Prediction of Probability of preheater blockage

Background

    Preheater is an important stage in a cement manufacturing process, where the raw material from the previous stage(Vertical Roller Mill) which is the powdered material(mixture of clay and limestone) will be fed to the preheater inorder to remove the volatile impurities.

    Preheater consits of 4 cyclones and is heated from the bottom using a burner(coal/tyre as fuel). Hot air passes from bottom of the preheater to the top, whereas the raw material will flow from top to the bottom through 4 cyclones(C1,C2,C3,C4), different impurities will evaporate at different temperatures.

    Gradually these chemicals form a sticky material and get attached to the walls of the cyclone,and finally it will result in the blockage of the preheater. If the preheater gets blocked, the entire manufacturing process should be stopped,and the preheater should be cleaned.This will impact the manufacturing process.
Problem Statement

We need to provide the probability of blockage and features which are responsible for the blockage at any given time, so that they can control and minimize the risk of the blockage.

Data

  • Temperature and pressure were measured in each of the 4 cyclones with the help of temperature and pressure sensors every minute(3 temperature sensors and 3 pressure sensors in each cyclone).
  • Laboratory data which is the percentage of chemical constituents of the raw materials were measured at the input of the preheater, in the 4th cyclone and at the output stage of the preheater taken every hour.
  • Data about Fuel used for burner(coal in tons per hour,tyre),fans used for cooling were recorded.
  • Blockage data(Timestamp information of the blockage) for the previous 18 months which is used as the target feature(44 blockages were reported in the last 18 months).
Approach
  • Data Preprocessing: Some of the column names which were in German language were converted to English, Unwanted characters present in the data were cleaned and data types were made appropriate.
  • Sensor data which was available for every minute was resampled to hourly data and merged with the laboratory data which was already available for every hour.

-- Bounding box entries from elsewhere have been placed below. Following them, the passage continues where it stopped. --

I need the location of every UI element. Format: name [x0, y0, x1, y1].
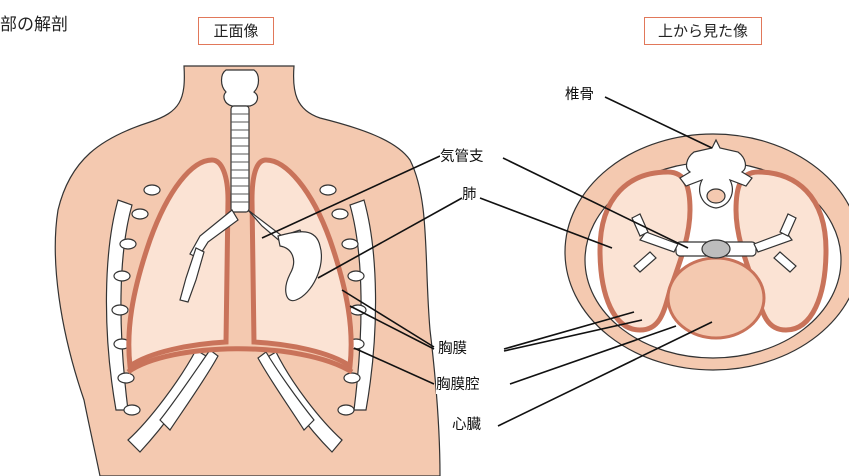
top-heart	[668, 258, 764, 338]
top-vertebral-canal	[707, 189, 725, 203]
label-vertebra: 椎骨	[565, 86, 594, 104]
front-view	[55, 66, 440, 476]
label-heart: 心臓	[452, 416, 481, 434]
label-bronchus: 気管支	[440, 148, 484, 166]
label-pleura: 胸膜	[438, 340, 467, 358]
leader-heart	[498, 322, 712, 426]
larynx	[222, 70, 259, 106]
label-pleural-cavity: 胸膜腔	[436, 376, 480, 394]
top-esophagus	[702, 240, 730, 258]
top-view	[565, 134, 849, 370]
leader-vertebra	[605, 97, 712, 148]
label-lung: 肺	[462, 186, 477, 204]
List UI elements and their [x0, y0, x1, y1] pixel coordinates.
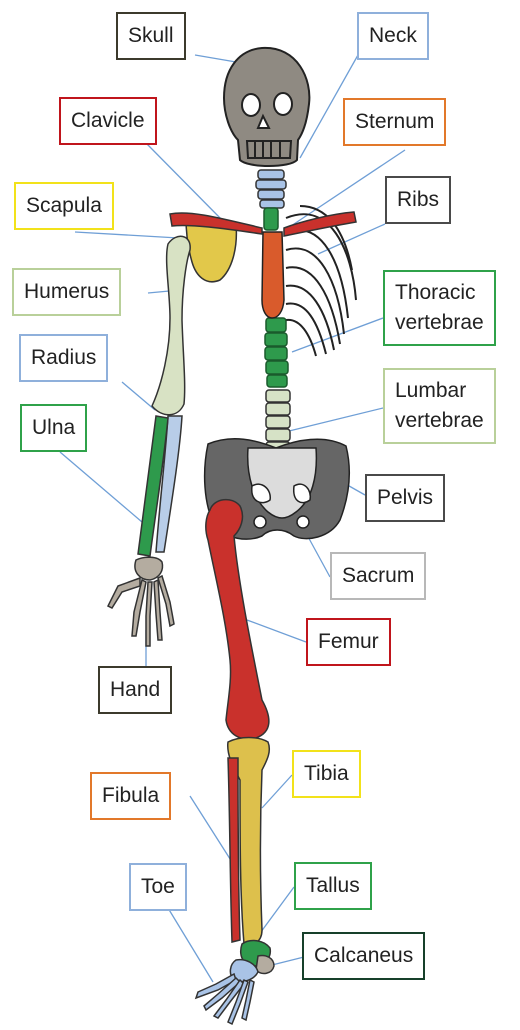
humerus-bone [152, 236, 190, 414]
label-tallus: Tallus [294, 862, 372, 910]
label-fibula: Fibula [90, 772, 171, 820]
label-toe-text: Toe [141, 873, 175, 901]
label-sternum-text: Sternum [355, 108, 434, 136]
label-fibula-text: Fibula [102, 782, 159, 810]
label-calcaneus: Calcaneus [302, 932, 425, 980]
label-skull: Skull [116, 12, 186, 60]
label-calcaneus-text: Calcaneus [314, 942, 413, 970]
label-neck-text: Neck [369, 22, 417, 50]
label-sacrum: Sacrum [330, 552, 426, 600]
label-thoracic-line2: vertebrae [395, 308, 484, 338]
leader-clavicle [145, 142, 225, 223]
label-ulna: Ulna [20, 404, 87, 452]
label-skull-text: Skull [128, 22, 174, 50]
label-scapula-text: Scapula [26, 192, 102, 220]
label-sacrum-text: Sacrum [342, 562, 414, 590]
fibula-bone [228, 758, 240, 942]
label-pelvis: Pelvis [365, 474, 445, 522]
label-neck: Neck [357, 12, 429, 60]
label-scapula: Scapula [14, 182, 114, 230]
label-tibia: Tibia [292, 750, 361, 798]
label-tallus-text: Tallus [306, 872, 360, 900]
label-toe: Toe [129, 863, 187, 911]
label-ulna-text: Ulna [32, 414, 75, 442]
label-clavicle-text: Clavicle [71, 107, 145, 135]
leader-fibula [190, 796, 232, 862]
leader-lumbar [285, 408, 383, 432]
label-femur-text: Femur [318, 628, 379, 656]
hand-bone [108, 557, 174, 646]
calcaneus-bone [256, 955, 274, 973]
label-hand: Hand [98, 666, 172, 714]
label-thoracic-line1: Thoracic [395, 278, 484, 308]
leader-skull [195, 55, 236, 62]
label-radius-text: Radius [31, 344, 96, 372]
leader-femur [247, 620, 306, 642]
label-hand-text: Hand [110, 676, 160, 704]
label-ribs-text: Ribs [397, 186, 439, 214]
leader-radius [122, 382, 155, 410]
leader-ulna [60, 452, 142, 522]
label-clavicle: Clavicle [59, 97, 157, 145]
skull-bone [224, 48, 309, 166]
label-ribs: Ribs [385, 176, 451, 224]
label-radius: Radius [19, 334, 108, 382]
sternum-bone [262, 232, 284, 318]
leader-tibia [262, 775, 292, 808]
label-sternum: Sternum [343, 98, 446, 146]
leader-toe [168, 908, 213, 982]
label-pelvis-text: Pelvis [377, 484, 433, 512]
label-humerus: Humerus [12, 268, 121, 316]
neck-bone [256, 170, 286, 208]
label-lumbar-line2: vertebrae [395, 406, 484, 436]
label-lumbar-line1: Lumbar [395, 376, 484, 406]
label-femur: Femur [306, 618, 391, 666]
label-humerus-text: Humerus [24, 278, 109, 306]
label-tibia-text: Tibia [304, 760, 349, 788]
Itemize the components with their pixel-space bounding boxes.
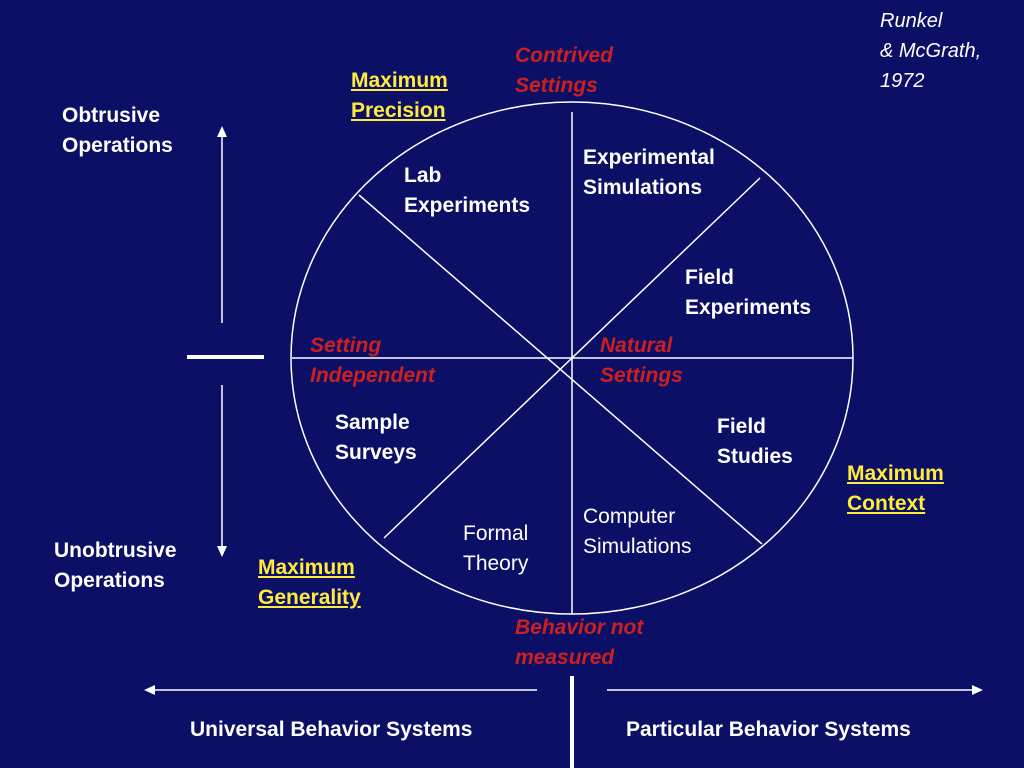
label-line: Simulations [583,535,692,558]
computer-simulations-label: Computer Simulations [583,502,692,562]
setting-independent-label: Setting Independent [310,331,435,391]
maximum-generality-label: Maximum Generality [258,553,361,613]
particular-behavior-systems-label: Particular Behavior Systems [626,718,911,741]
arrow-up-icon [217,126,227,137]
label-line: Precision [351,99,446,122]
natural-settings-label: Natural Settings [600,331,683,391]
label-line: Behavior not [515,616,644,639]
maximum-precision-label: Maximum Precision [351,66,448,126]
label-line: Independent [310,364,435,387]
label-line: Setting [310,334,382,357]
label-line: Operations [62,134,173,157]
label-line: Computer [583,505,676,528]
label-line: Simulations [583,176,703,199]
label-line: Surveys [335,441,417,464]
label-line: Settings [515,74,598,97]
label-line: Contrived [515,44,614,67]
label-line: Sample [335,411,410,434]
field-studies-label: Field Studies [717,412,793,472]
field-experiments-label: Field Experiments [685,263,811,323]
label-line: Context [847,492,926,515]
arrow-down-icon [217,546,227,557]
label-line: Maximum [847,462,944,485]
behavior-systems-axis [144,676,983,768]
citation: Runkel & McGrath, 1972 [880,6,981,96]
label-line: Operations [54,569,165,592]
experimental-simulations-label: Experimental Simulations [583,143,715,203]
label-line: Unobtrusive [54,539,177,562]
label-line: Experiments [404,194,531,217]
label-line: Lab [404,164,442,187]
label-line: measured [515,646,615,669]
unobtrusive-operations-label: Unobtrusive Operations [54,536,177,596]
label-line: Generality [258,586,361,609]
behavior-not-measured-label: Behavior not measured [515,613,643,673]
label-line: Formal [463,522,529,545]
label-line: Maximum [258,556,355,579]
arrow-left-icon [144,685,155,695]
diagonal-divider-2 [383,177,761,539]
contrived-settings-label: Contrived Settings [515,41,613,101]
label-line: Settings [600,364,683,387]
label-line: Experimental [583,146,715,169]
label-line: Maximum [351,69,448,92]
label-line: Natural [600,334,673,357]
arrow-right-icon [972,685,983,695]
label-line: Field [685,266,735,289]
formal-theory-label: Formal Theory [463,519,528,579]
label-line: Field [717,415,767,438]
maximum-context-label: Maximum Context [847,459,944,519]
obtrusive-operations-label: Obtrusive Operations [62,101,173,161]
lab-experiments-label: Lab Experiments [404,161,530,221]
citation-line: Runkel [880,10,943,32]
label-line: Theory [463,552,529,575]
citation-line: 1972 [880,70,925,92]
label-line: Experiments [685,296,812,319]
citation-line: & McGrath, [880,40,982,62]
label-line: Studies [717,445,793,468]
universal-behavior-systems-label: Universal Behavior Systems [190,718,473,741]
label-line: Obtrusive [62,104,161,127]
obtrusive-axis [187,126,264,557]
sample-surveys-label: Sample Surveys [335,408,417,468]
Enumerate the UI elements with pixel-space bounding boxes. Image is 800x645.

Now all the independent variables are available in the required format.
  • Blockage data was merged with the above data. This is will be used as target feture.
  • With EDA we found out that there were some fluctuations in independant features before six hours of blockage. So all the data before six hours were labelled as blockage data(labelled as 1). So, now we have the target feature ready.
  • The imbalanced data was balanced using the SMOTE Technique.
  • Number of independant features were reduced from 220 to 40 with the help of EDA, domain knowledge, and Recursive Feature Elimination Technique.
  • Used the SHAPASH library to provide the feature importance for every prediction.
  • Building classification models by using decision tree, random forest, ADA boost, Gradient boost, Voting classifier, XGboost.
  • Model evaluation by using various classification metrics like precision, recall, accuracy, f1 score, ROC, AUC.
  • Building a complete machine learning pipeline which includes data preprocessing, feature extraction and model building.